The basic idea of aperture synthesis is to bring not only two, but at least three primary beams to interference. The resulting very complex interference pattern not only allows the angular diameter of the observed object to be determined, but also its intensity distribution (i.e. it can actually be represented as a body that appears flat). In the radio sector, in which disturbances from the atmosphere play no role, this method has been used for several decades. In visible light and near infrared, it was the adaptive optics of aperture synthesis that paved the way.

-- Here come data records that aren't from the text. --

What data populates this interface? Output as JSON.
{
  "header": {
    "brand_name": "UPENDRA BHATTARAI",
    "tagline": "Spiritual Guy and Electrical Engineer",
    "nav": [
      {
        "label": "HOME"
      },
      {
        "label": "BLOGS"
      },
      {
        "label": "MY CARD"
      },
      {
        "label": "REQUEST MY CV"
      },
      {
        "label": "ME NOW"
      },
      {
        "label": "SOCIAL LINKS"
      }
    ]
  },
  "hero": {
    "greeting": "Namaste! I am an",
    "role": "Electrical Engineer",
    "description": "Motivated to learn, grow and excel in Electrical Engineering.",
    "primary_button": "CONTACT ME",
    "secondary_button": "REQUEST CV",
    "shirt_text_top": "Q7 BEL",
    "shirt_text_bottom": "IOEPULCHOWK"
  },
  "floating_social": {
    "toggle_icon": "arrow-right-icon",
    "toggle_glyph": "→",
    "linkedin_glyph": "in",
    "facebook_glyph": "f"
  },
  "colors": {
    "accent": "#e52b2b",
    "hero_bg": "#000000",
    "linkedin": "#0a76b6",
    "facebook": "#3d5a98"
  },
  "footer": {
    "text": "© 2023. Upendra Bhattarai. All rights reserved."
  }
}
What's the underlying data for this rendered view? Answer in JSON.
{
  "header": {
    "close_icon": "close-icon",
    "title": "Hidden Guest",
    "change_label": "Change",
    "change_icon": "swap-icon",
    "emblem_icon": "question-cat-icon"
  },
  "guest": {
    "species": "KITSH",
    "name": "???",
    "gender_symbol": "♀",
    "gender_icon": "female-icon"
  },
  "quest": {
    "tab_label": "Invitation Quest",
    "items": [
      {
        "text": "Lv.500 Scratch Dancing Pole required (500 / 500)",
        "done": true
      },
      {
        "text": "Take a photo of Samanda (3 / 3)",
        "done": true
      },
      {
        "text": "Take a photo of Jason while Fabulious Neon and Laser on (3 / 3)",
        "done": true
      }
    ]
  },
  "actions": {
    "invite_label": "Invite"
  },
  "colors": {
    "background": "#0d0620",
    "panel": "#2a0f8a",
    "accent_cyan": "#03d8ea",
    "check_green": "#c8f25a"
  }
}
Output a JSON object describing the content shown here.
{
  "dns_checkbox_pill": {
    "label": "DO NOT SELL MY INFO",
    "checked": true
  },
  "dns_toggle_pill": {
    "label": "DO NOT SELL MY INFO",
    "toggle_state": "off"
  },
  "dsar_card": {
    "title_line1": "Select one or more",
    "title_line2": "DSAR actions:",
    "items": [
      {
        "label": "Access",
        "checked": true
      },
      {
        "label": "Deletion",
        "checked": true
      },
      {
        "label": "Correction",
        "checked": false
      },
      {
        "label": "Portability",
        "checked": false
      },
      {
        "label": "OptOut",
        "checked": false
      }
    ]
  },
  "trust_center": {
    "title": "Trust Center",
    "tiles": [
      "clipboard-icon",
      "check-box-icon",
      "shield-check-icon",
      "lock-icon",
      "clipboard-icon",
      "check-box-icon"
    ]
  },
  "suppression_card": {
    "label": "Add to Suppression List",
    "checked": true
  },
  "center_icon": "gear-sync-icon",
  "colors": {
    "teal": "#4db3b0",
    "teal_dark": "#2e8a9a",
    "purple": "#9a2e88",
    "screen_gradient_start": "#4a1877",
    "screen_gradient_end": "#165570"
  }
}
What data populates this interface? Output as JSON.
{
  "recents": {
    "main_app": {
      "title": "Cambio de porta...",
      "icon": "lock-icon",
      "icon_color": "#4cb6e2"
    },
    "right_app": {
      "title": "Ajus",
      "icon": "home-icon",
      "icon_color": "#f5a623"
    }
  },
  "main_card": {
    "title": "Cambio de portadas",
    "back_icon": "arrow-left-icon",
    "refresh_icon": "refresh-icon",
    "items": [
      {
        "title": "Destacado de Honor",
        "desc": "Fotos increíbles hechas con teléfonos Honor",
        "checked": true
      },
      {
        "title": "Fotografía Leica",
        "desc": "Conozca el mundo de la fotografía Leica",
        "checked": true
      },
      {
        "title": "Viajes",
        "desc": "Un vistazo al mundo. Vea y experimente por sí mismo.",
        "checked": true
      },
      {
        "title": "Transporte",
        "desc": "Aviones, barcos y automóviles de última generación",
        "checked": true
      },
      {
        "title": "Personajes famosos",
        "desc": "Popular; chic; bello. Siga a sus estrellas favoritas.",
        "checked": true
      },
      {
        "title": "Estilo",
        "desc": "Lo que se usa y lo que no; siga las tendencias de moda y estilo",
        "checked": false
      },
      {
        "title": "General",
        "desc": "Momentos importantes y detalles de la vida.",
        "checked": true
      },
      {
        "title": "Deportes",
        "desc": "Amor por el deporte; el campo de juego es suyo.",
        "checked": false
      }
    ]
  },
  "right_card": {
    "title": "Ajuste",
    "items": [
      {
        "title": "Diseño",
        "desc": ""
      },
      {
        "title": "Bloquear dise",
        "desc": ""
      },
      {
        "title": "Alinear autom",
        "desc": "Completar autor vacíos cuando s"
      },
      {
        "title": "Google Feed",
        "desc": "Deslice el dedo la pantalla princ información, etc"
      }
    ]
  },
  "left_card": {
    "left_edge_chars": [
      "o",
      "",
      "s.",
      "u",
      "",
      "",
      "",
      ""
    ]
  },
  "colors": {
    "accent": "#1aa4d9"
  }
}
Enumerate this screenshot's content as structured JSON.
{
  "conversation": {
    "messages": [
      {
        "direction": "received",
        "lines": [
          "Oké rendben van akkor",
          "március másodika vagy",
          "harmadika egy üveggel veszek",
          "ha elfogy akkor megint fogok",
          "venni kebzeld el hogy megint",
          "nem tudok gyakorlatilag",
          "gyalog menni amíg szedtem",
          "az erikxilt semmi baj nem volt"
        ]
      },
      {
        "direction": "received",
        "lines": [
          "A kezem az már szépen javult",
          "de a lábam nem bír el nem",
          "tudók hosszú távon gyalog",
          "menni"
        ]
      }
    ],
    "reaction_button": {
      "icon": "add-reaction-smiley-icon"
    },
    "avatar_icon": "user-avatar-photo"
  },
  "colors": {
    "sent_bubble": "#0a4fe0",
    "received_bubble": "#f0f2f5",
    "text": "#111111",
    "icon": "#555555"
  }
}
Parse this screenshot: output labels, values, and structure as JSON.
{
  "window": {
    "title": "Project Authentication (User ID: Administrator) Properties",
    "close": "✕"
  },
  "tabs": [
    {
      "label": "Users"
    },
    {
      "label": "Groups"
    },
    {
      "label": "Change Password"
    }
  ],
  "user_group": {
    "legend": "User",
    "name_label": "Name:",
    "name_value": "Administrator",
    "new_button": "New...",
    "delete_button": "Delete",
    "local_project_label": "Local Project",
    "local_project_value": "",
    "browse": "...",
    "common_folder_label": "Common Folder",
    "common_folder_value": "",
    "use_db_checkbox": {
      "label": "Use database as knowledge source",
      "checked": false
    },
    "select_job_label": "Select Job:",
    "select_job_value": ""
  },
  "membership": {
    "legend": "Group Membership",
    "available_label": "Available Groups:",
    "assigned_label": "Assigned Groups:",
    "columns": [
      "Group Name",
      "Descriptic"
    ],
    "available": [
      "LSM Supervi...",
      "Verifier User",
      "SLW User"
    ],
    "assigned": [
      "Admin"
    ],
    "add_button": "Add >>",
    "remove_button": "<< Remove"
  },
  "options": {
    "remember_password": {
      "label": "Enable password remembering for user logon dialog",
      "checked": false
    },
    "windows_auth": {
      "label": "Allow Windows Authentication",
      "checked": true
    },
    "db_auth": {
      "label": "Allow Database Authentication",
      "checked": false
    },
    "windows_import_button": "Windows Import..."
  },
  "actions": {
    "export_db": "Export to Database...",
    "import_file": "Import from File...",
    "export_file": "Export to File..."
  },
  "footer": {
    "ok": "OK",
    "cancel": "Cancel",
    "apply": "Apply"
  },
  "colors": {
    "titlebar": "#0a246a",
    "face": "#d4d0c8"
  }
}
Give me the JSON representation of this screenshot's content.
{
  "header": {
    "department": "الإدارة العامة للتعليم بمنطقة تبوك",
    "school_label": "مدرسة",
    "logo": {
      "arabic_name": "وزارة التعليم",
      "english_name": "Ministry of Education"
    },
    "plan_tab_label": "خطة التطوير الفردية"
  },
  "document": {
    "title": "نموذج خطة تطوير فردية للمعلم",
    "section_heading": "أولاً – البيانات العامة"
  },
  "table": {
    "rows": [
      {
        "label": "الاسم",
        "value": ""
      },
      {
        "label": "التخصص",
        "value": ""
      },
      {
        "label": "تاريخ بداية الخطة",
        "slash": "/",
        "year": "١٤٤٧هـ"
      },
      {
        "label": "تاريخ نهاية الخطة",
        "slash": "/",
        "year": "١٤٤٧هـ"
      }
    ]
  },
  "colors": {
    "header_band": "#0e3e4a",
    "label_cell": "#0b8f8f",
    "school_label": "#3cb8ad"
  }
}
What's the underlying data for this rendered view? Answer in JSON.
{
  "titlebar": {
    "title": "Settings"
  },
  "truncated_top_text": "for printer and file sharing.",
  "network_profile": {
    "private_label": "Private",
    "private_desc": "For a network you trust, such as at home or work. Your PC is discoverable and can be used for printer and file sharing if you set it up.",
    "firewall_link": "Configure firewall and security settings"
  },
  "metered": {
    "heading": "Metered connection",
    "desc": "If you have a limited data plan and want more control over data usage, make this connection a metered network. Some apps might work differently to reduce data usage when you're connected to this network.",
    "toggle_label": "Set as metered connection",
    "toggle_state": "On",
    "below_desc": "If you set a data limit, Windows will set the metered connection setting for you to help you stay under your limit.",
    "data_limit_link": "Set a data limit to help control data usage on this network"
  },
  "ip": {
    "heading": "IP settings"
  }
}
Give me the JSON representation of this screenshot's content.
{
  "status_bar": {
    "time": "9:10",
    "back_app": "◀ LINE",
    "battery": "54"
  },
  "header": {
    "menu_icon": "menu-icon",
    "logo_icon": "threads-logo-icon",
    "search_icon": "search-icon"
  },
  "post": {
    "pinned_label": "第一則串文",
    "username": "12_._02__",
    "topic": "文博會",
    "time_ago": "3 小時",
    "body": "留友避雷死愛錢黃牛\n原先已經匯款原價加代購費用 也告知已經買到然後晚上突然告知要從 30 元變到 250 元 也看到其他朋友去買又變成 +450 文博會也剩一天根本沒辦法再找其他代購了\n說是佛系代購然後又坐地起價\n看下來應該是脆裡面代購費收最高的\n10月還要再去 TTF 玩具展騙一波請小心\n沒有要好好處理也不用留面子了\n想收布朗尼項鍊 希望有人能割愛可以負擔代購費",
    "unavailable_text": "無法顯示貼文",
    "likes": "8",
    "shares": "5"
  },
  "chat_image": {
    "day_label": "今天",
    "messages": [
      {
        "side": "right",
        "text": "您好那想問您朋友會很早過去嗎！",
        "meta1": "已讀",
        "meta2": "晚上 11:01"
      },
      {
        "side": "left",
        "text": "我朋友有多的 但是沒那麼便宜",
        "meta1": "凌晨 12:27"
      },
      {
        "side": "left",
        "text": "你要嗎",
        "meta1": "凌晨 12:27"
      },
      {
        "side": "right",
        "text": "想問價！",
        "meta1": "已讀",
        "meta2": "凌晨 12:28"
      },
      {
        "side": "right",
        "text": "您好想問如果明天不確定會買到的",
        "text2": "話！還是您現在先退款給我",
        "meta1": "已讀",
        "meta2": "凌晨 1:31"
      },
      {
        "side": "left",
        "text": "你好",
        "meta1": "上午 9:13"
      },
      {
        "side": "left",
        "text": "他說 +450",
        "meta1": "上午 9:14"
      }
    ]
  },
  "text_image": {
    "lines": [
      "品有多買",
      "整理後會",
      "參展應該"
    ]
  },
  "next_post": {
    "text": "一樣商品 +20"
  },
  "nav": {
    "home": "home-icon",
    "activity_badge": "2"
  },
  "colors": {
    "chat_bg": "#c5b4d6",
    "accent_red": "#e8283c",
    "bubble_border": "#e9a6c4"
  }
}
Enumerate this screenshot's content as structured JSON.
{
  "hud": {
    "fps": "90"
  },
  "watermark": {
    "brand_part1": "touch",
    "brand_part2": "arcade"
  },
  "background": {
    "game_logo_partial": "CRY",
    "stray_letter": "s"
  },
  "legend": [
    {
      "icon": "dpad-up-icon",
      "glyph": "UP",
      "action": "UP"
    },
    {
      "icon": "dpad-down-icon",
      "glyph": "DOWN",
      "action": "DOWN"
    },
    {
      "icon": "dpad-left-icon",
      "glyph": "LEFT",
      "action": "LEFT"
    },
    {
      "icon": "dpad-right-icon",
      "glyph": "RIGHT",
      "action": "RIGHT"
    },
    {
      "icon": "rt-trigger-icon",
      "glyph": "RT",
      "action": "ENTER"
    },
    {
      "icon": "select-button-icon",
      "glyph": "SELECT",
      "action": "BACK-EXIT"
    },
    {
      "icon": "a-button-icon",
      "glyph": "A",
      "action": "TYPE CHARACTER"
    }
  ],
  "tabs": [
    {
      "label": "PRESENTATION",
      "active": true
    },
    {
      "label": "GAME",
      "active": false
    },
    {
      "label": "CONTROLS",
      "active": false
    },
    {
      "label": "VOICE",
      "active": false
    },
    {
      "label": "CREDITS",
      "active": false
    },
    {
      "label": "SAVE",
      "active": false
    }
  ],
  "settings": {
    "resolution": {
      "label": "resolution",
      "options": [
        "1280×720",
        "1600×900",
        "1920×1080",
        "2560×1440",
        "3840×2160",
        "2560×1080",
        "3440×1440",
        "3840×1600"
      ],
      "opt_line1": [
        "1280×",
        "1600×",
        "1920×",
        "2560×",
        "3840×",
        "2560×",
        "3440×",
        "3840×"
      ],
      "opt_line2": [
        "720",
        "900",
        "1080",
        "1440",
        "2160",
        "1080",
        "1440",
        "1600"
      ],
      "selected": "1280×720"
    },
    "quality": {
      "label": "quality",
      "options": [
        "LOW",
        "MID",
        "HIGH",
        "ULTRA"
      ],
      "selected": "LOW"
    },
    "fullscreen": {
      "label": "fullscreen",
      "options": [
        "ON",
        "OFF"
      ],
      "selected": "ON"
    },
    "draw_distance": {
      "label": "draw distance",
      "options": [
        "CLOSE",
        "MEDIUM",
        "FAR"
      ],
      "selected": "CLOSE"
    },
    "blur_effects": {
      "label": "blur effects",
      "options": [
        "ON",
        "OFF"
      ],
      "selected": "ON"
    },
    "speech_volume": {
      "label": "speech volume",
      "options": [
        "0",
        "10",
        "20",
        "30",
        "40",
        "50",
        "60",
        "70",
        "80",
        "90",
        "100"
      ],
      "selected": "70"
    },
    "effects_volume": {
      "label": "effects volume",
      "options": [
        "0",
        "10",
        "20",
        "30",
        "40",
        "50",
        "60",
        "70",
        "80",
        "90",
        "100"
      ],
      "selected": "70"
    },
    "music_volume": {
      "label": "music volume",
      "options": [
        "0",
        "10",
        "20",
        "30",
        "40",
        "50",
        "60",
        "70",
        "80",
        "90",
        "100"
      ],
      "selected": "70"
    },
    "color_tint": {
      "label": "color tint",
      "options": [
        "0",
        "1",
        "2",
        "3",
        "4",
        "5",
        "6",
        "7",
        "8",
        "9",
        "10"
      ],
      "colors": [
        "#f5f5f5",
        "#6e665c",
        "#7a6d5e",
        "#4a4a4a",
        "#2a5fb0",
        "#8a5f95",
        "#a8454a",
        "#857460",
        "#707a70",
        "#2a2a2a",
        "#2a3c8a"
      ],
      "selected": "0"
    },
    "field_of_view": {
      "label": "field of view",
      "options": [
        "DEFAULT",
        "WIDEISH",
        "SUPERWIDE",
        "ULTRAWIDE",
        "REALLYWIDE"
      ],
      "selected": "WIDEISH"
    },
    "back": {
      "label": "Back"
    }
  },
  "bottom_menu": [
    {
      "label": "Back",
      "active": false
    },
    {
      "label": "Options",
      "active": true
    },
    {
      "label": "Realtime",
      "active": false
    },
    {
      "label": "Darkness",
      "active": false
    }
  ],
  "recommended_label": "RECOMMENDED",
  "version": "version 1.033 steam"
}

The work by Haubois et al. (2009) who used an interferometer consisting of three telescopes to resolve the surface of Betelgeuse in the near infrared.

In view of the lack of a solid crust, the question of what is actually meant by a star's surface must generally be considered in interferometric star measurements . This is discussed in the relevant article.

literature

J. Davis, WJ Tango, AJ Booth, TA ten Brummelaar, RA Minard, SM Owens: The Sydney University Stellar Interferometer: I. The instrument . In: Monthly Notices of the Royal Astronomical Society 303, 1999, pp. 773ff
J. Davis, AP Jacob, JG Robertson, MJ Ireland, JR North, WJ Tango, PG Tuthill: Observations of the pulsation of the Cepheid l Car with the Sydney University Stellar Interferometer . In: Monthly Notices of the Royal Astronomical Society 394, 2009, pp. 1620ff
X. Haubois, G. Perrin, S. Lacour, T. Verhoelst, S. Meimon, L. Mugnier, E. Thiébaut, JP Berger, ST Ridgway, JD Monnier, R. Millan-Gabet, W. Traub: Imaging the spotty surface of Betelgeuse in the H band . In: Astronomy and Astrophysics Volume 505, 2009, pp. 923ff
GE Hale: The Angular Diameter of Alpha Orionis . In: Monthly Notices of the Royal Astronomical Society Volume 81, 1921, pp. 166ff
A. Labeyrie, SG Lipson, P. Nisenson: An Introduction to Optical Stellar Interferometry . Cambridge University Press, Cambridge 2006, ISBN 0-521-82872-4 .
FG Pease: The Angular Diameter of Alpha Bootis by the Interferometer . In: Publications of the Astronomical Society of the Pacific Volume 33, 1921, pp. 171ff
H. Scheffler, H. Elsässer: Physics of the stars and the sun . BI Wissenschaftsverlag, Mannheim / Vienna / Zurich, 2nd edition 1990, ISBN 3-411-14172-7 .

The article uses information from the entry Michelson stellar interferometer on the English language Wikipedia, as of December 8, 2008.

Individual evidence

↑ Labeyrie et al. 2006, p. 2f.
↑ Labeyrie et al. 2006, p. 4ff.
^ M. Ryle: Radio Telescopes of Large Resolving Power . Nobel Prize Lecture, December 12, 1974. For information on the LBT, see K. Jäger, Scientific observations started at the LBT . In: Stars and Space Vol. 7/2007, pp. 16-18. For the VLT interferometer see A. Glindemann: Das VLT interferometer . In: Stars and Space, Vol. 3/2003, pp. 24–32.

[1] Labeyrie et al. 2006, p. 2f.

[2] Labeyrie et al. 2006, p. 4ff.

[3] M. Ryle: Radio Telescopes of Large Resolving Power . Nobel Prize Lecture, December 12, 1974. For information on the LBT, see K. Jäger, Scientific observations started at the LBT . In: Stars and Space Vol. 7/2007, pp. 16-18. For the VLT interferometer see A. Glindemann: Das VLT interferometer . In: Stars and Space, Vol. 3/2003, pp. 24–32.